- Managing diabetes uses up to about 10% of national healthcare budgets in many countries. By the end of this decade, diabetes will likely affect 15% of American adults – that’s around 39 million people. The human costs and economic consequences will be substantial. Compared with whites, the diabetes rates are double among all non-white populations.
- About half of the health expenditure is spent on the complications of diabetes of which cardiovascular disease (CVD) is the most significant drain on resources.1 The CVD complications of diabetes could overwhelm developing countries that are still struggling to manage communicable diseases.2 The high costs associated with the care of diabetic patients could be largely attributed to inpatient care and overall medication costs. Hypoglycemic drugs amounted to only one-quarter of the medication costs.3
- Urban Chinese with diabetes are so far well-protected from the financial impact of diabetes that often causes destitution in countries without health insurance systems. 89% of people with diabetes in the 5 Chinese cities studied had health insurance. Only 11% of their total household income was spent on medical care. However, they spend 9 times more than people of the same age and sex without diabetes. Persons who have had diabetes for more than 10 years spent 22% of their current household income for healthcare.
- Diabetes and cost of treatment will rise dramatically by end of the decade. By 2020, more than half of Americans will have diabetes or be prediabetic and cost the US health care system $3.35 trillion, according to a report released by UnitedHealth Group Inc. The expected annual cost for diabetes care will increase from $194 billion this year to almost US$500 billion by 2020, which is expected to be 10% of the total health care spending.
- Treating patients with diabetes increases cost on average up to 4 times more than the average insured person because of costly micro- and macro-vascular events. In 2009, average annual health care costs for diabetics were almost 3 times higher than nondiabetics ($11,700 vs $4,400). If interventions offered in the report were put in place nationally, it could save up to US$250 billion over the next 10 years.

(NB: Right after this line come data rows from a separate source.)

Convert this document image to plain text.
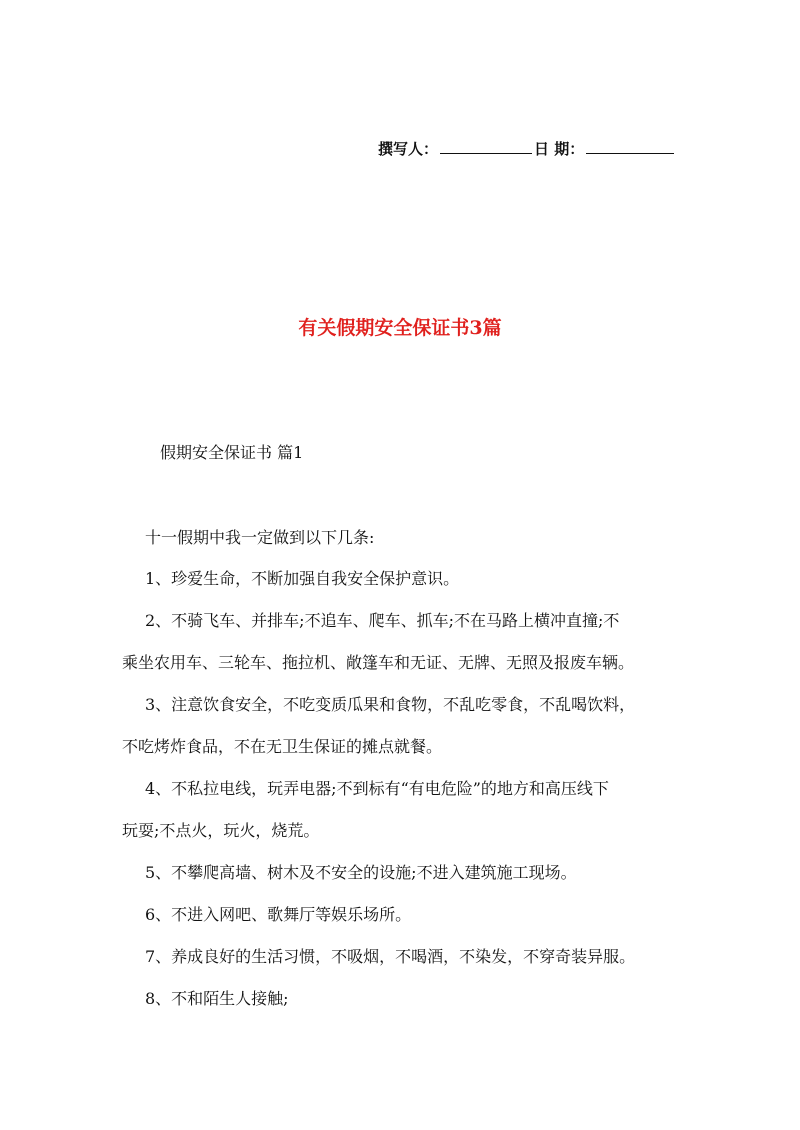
撰写人：	日 期：
有关假期安全保证书3篇
假期安全保证书 篇1
十一假期中我一定做到以下几条:
1、珍爱生命，不断加强自我安全保护意识。
2、不骑飞车、并排车;不追车、爬车、抓车;不在马路上横冲直撞;不
乘坐农用车、三轮车、拖拉机、敞篷车和无证、无牌、无照及报废车辆。
3、注意饮食安全，不吃变质瓜果和食物，不乱吃零食，不乱喝饮料，
不吃烤炸食品，不在无卫生保证的摊点就餐。
4、不私拉电线，玩弄电器;不到标有“有电危险”的地方和高压线下
玩耍;不点火，玩火，烧荒。
5、不攀爬高墙、树木及不安全的设施;不进入建筑施工现场。
6、不进入网吧、歌舞厅等娱乐场所。
7、养成良好的生活习惯，不吸烟，不喝酒，不染发，不穿奇装异服。
8、不和陌生人接触;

- Among people with diabetes, the average yearly cost is nearly three times higher for those with complications than those without ($20,700 vs $7,800). The complications are driven by poor control of blood sugar, blood pressure, and cholesterol levels and underscore the need for aggressive management of these factors.
- There is now a sufficiently large evidence base about interventions that can reduce the escalating burden of diabetes. This includes lifestyle changes particularly physical activity to reduce obesity and medications to control blood sugar, blood pressure, and cholesterol.
- The diabetes population and the related costs are expected to at least double in the next 25 years. Between 2009 and 2034, the total number of people (with diagnosed and undiagnosed diabetes) will increase from 24 million to 44 million. During the same period, annual diabetes-related spending is expected to increase from $113 billion to $336 billion (in 2007 dollars).4
- For the Medicare-eligible population, the diabetes population is expected to rise from 8 million in 2009 to 15 million in 2034; associated spending is estimated to rise from $45 billion to $171 billion.4
1. International Diabetes Federation. Diabetes and CVD Disease: A Time to Act. 2001. Brussels 2001.
2. International Diabetes Federation. Diabetes Atlas, Fourth Edition Brussels 2009.
3. Stock S., Drabik A, Buscher G, et al. German diabetes management programs improve quality of care and curb costs. Health Aff (Millwood). Dec 2010;29(12):2197-2205.
4. Huang E S, Basu A, O’Grady M, Capretta JC. Projecting the future diabetes population size and related costs for the U.S. Diabetes Care. Dec 2009;32(12):2225-2229.